In the case of one additional NPI period beyond the initial period (n = 1), three more adjustable parameters are used, which are denoted τ1, p1, and λ1. The latter two parameters determine the new values of Pτ(t), and Λτ(t) at time t = τ1, the start time of the second phase of NPIs. In general, three more adjustable parameters are added to the model each time n is incremented. The equations of the compartmental model and of the auxiliary model can be found in Appendix 1 of Lin et al. [7].
Simulations were performed using ODE solvers available within the SUNDIALS software package [29].
Data analysis
Bayesian inference was enabled by Markov chain Monte Carlo (MCMC) sampling, which yielded posterior samples for NPI parameters of region-specific compartmental mathematical models. Inferences were based on COVID-19 daily confirmed case count data available for the period starting on 21-January-2020 and ending on 14-September-2020. Inferences were conditioned on one to three periods of NPIs, uniform proper priors, a negative binomial model for surveillance noise, and estimates of selected parameters taken to have the same values across all regions of interest [7]. Following Lin et al. [7], we used model selection to determine the most parsimonious number of NPI periods. A model structure and parameterization were thus found for each region of interest. Each parameterization allows the model with selected structure to explain the corresponding regional epidemic curve.

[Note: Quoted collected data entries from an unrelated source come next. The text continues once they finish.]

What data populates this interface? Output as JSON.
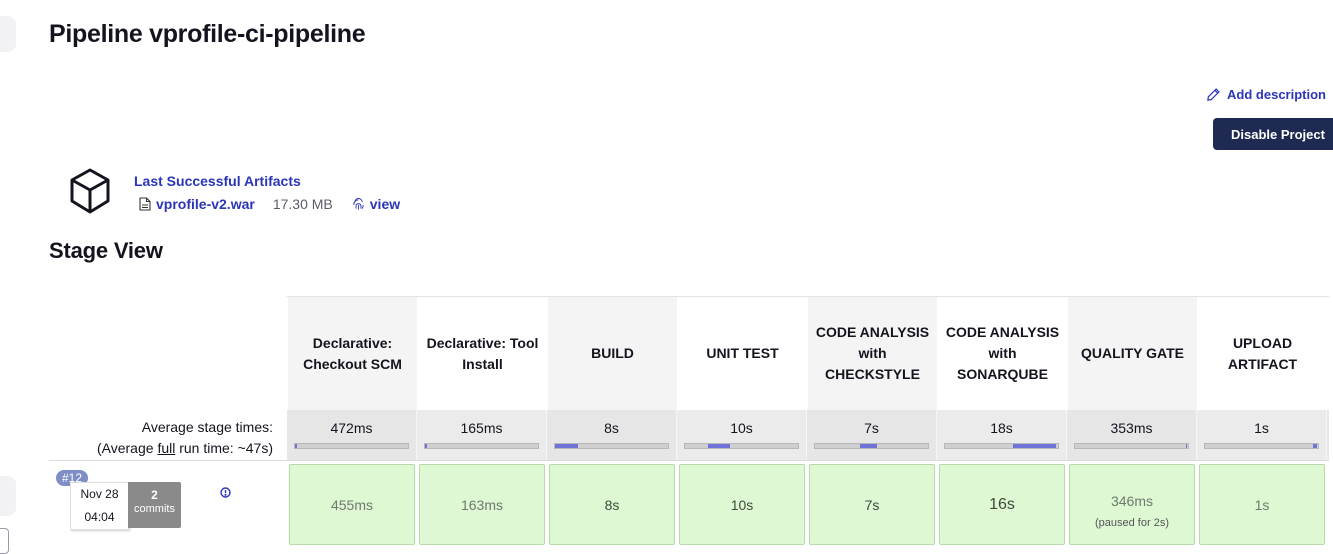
{
  "page": {
    "title": "Pipeline vprofile-ci-pipeline",
    "add_description": "Add description",
    "disable_project": "Disable Project"
  },
  "artifacts": {
    "heading": "Last Successful Artifacts",
    "file_name": "vprofile-v2.war",
    "file_size": "17.30 MB",
    "view": "view"
  },
  "stage_view": {
    "heading": "Stage View",
    "avg_label_line1": "Average stage times:",
    "avg_label_pre": "(Average ",
    "avg_label_link": "full",
    "avg_label_post": " run time: ~47s)",
    "stages": [
      {
        "name": "Declarative: Checkout SCM",
        "avg": "472ms",
        "bar_start": 0.0,
        "bar_fraction": 0.01
      },
      {
        "name": "Declarative: Tool Install",
        "avg": "165ms",
        "bar_start": 0.0,
        "bar_fraction": 0.01
      },
      {
        "name": "BUILD",
        "avg": "8s",
        "bar_start": 0.0,
        "bar_fraction": 0.2
      },
      {
        "name": "UNIT TEST",
        "avg": "10s",
        "bar_start": 0.2,
        "bar_fraction": 0.2
      },
      {
        "name": "CODE ANALYSIS with CHECKSTYLE",
        "avg": "7s",
        "bar_start": 0.4,
        "bar_fraction": 0.15
      },
      {
        "name": "CODE ANALYSIS with SONARQUBE",
        "avg": "18s",
        "bar_start": 0.6,
        "bar_fraction": 0.38
      },
      {
        "name": "QUALITY GATE",
        "avg": "353ms",
        "bar_start": 0.98,
        "bar_fraction": 0.01
      },
      {
        "name": "UPLOAD ARTIFACT",
        "avg": "1s",
        "bar_start": 0.96,
        "bar_fraction": 0.03
      }
    ],
    "build": {
      "number": "#12",
      "date": "Nov 28",
      "time": "04:04",
      "commit_count": "2",
      "commit_label": "commits",
      "cells": [
        {
          "time": "455ms",
          "note": ""
        },
        {
          "time": "163ms",
          "note": ""
        },
        {
          "time": "8s",
          "note": ""
        },
        {
          "time": "10s",
          "note": ""
        },
        {
          "time": "7s",
          "note": ""
        },
        {
          "time": "16s",
          "note": ""
        },
        {
          "time": "346ms",
          "note": "(paused for 2s)"
        },
        {
          "time": "1s",
          "note": ""
        }
      ]
    }
  },
  "colors": {
    "link": "#2b35b8",
    "button_bg": "#1e2a52",
    "success_cell": "#dff8d4",
    "bar_fill": "#6f72d6",
    "badge": "#7d8ec6"
  }
}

We quantified uncertainty in daily case reports through resampling of the parameter posterior to generate a posterior predictive distribution for daily number of new cases detected [7].
We used an adaptive MCMC sampling algorithm described earlier [30] and implemented in the PyBioNetFit software package [31]. PyBioNetFit job setup files for the inferences performed in this study, including data files, are available online (https://github.com/lanl/PyBNF/tree/master/examples/Miller2022NavajoNation).
Ethical considerations
This research is not considered human subjects research because we played no role in the collection of the data, the data does not include any identifying information, and the data were obtained from public sources.
Results
The model we used to analyze data from the NN and surrounding states is illustrated in Fig 1. The model accounts for movement of persons between different states of protection against SARS-CoV-2 infection because of disease-avoiding behaviors. In the model, persons are allowed to be in three states of protection: a state in which an uninfected person is protected imperfectly against infection because of disease-avoiding behaviors, a state in which an uninfected person is more exposed to infection because they do not take any special precautions to avoid infection, and a state in which an infected person is quarantined or in self-isolation. In the model, an initial NPI period (n = 0) begins as soon as the number of cumulative cases reaches or exceeds 200. A new NPI period is introduced through the model-selection procedure described in Methods. When a new NPI period is introduced, n is incremented and NPI parameters change.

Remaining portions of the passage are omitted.